Mercedes no sabía si las acciones de estos dos hombres eran por orden de Ian. En este momento, solo quería ver a Ian, solo quería salir rápidamente de este lugar maldito.
"¡Por favor, déjenme! ¡Por favor, déjenme! Quiero ver a mi hermano. Realmente cometí un error, no debería haber envenenado, no debería haber apuntado a Gabriela, no debería haber intentado matarla. Cometí un gran error, por favor, denme un final rápido".

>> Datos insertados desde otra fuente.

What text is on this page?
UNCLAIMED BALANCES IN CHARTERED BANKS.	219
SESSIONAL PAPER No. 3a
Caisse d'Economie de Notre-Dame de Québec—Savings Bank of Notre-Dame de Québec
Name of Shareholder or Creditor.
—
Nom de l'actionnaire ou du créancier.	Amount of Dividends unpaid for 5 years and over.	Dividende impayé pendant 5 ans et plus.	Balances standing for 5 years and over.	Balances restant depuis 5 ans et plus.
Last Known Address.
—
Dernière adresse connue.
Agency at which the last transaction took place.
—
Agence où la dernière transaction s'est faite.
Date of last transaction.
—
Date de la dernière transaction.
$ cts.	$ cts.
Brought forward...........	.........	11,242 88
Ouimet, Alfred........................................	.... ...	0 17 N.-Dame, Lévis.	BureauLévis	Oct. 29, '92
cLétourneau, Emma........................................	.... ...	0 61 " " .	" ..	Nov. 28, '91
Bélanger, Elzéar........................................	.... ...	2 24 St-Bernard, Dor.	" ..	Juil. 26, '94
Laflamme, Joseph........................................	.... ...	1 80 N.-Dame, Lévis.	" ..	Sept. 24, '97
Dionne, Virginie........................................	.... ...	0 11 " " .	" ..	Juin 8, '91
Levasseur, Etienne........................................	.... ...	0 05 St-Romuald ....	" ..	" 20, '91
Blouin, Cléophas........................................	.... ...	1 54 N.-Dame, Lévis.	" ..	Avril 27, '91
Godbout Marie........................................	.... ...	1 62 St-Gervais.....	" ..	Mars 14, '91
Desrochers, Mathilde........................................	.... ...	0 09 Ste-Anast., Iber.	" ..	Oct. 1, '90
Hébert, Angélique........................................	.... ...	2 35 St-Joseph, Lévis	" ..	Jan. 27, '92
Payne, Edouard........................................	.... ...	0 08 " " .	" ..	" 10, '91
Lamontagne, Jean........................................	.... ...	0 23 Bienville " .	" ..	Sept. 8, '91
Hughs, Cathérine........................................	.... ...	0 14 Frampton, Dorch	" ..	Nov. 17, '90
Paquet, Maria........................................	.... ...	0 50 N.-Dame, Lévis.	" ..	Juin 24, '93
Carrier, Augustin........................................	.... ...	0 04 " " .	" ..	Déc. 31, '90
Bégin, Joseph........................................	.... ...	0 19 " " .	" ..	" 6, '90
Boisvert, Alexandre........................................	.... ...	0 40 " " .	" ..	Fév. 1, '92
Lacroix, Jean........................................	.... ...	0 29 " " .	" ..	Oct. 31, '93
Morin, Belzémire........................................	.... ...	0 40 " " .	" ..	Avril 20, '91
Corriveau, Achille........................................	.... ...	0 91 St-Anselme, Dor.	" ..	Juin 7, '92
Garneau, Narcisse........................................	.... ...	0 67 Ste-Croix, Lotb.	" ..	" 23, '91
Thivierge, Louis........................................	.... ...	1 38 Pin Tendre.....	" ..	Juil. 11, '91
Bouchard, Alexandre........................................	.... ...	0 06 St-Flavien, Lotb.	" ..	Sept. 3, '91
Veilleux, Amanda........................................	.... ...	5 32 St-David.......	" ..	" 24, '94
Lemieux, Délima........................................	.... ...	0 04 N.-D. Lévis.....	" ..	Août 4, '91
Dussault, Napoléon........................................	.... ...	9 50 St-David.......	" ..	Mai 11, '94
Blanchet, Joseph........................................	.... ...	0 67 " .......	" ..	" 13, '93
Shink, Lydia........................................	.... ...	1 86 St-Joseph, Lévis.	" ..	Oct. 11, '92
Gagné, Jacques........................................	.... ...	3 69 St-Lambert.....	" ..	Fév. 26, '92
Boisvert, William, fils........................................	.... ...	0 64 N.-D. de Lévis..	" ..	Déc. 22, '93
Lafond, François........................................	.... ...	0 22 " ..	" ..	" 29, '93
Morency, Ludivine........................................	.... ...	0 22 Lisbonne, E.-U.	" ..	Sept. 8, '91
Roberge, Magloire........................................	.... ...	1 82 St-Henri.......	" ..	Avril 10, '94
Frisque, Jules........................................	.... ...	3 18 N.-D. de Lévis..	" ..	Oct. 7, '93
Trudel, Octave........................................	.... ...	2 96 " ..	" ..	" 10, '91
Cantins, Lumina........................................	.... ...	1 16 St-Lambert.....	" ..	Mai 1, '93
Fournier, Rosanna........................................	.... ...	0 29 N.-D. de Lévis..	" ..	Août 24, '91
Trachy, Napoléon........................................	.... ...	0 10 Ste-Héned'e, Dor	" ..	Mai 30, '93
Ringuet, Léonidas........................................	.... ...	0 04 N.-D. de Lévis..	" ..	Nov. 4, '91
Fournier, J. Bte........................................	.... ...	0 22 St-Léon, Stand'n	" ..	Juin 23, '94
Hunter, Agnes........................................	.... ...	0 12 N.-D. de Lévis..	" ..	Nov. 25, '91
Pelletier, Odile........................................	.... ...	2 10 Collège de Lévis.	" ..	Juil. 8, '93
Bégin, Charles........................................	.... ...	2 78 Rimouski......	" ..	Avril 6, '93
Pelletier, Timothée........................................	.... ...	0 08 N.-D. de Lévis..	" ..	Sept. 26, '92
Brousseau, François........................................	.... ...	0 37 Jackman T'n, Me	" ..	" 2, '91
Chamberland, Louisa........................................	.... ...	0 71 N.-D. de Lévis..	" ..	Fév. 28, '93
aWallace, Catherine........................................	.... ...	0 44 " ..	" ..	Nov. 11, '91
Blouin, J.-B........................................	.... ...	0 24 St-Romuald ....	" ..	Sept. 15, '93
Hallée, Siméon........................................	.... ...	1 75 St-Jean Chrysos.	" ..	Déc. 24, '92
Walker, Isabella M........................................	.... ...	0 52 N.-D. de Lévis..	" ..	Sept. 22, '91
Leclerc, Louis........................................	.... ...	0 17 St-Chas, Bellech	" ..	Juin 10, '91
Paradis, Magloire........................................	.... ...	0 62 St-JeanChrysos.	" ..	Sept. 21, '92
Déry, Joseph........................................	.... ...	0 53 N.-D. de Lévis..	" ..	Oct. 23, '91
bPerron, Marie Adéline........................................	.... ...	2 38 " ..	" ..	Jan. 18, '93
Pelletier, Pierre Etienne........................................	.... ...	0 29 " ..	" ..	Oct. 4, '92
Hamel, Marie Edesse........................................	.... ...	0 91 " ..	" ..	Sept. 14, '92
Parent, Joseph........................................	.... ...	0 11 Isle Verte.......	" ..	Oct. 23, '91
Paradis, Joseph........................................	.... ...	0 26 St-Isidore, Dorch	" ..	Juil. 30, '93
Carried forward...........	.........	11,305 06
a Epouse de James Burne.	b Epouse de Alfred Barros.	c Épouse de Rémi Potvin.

Pero los dos hombres no mostraban compasión.
Parecían no escuchar ningún sonido, y Mercedes solo sentía desesperación.
Sus lágrimas ya se habían secado, ahora no podía derramar ni una más.
Cuando la acababan de tirar aquí, Ian la había visitado una vez, preguntándole si se arrepentía.
Pero en ese momento, el odio la había enloquecido.e2
"¿Arrepentirme? ¿Cómo me voy a arrepentir? Jaime Sánchez se quedará así por toda la vida, hermano, si no me dejas vivir bien, no te daré el antídoto, y tu hermana Gabriela, probablemente no quiera verte, te lo mereces, ¿quién te mandó confiar tanto en mí?"
Cada palabra era como una cuchilla, clavándose frenéticamente en el corazón de Ian.
En aquel momento, Mercedes aún no se daba cuenta de las consecuencias, todavía pensaba que Ian sería indulgente con ella.
Pero la expresión de Ian era demasiado tranquila, como si sus palabras no hubieran provocado ninguna ola.
Simplemente la dejó ir, diciendo solo una frase.
"Considera que me he vuelto ciego. Ya no nos veremos".
Esto dejó a Mercedes sintiéndose ansiosa, pero aún confiaba en que Ian sería compasivo.
¿Ian quería torturarla, verdad? En ese momento, cuando intentó ahogarla en el río, ¿no estaba hablando por el altavoz con su guardaespaldas? ¿No fue para ver su reacción? Él todavía se preocupaba por ella.
Incluso si Gabriela volvía a la familia Sánchez, ¿y qué? Ian nunca la reconocería como su hermana. Ian solo se preocupaba por Mercedes, siempre la cuidaría. Esta obsesión la hizo ignorar completamente el entorno en el que se encontraba.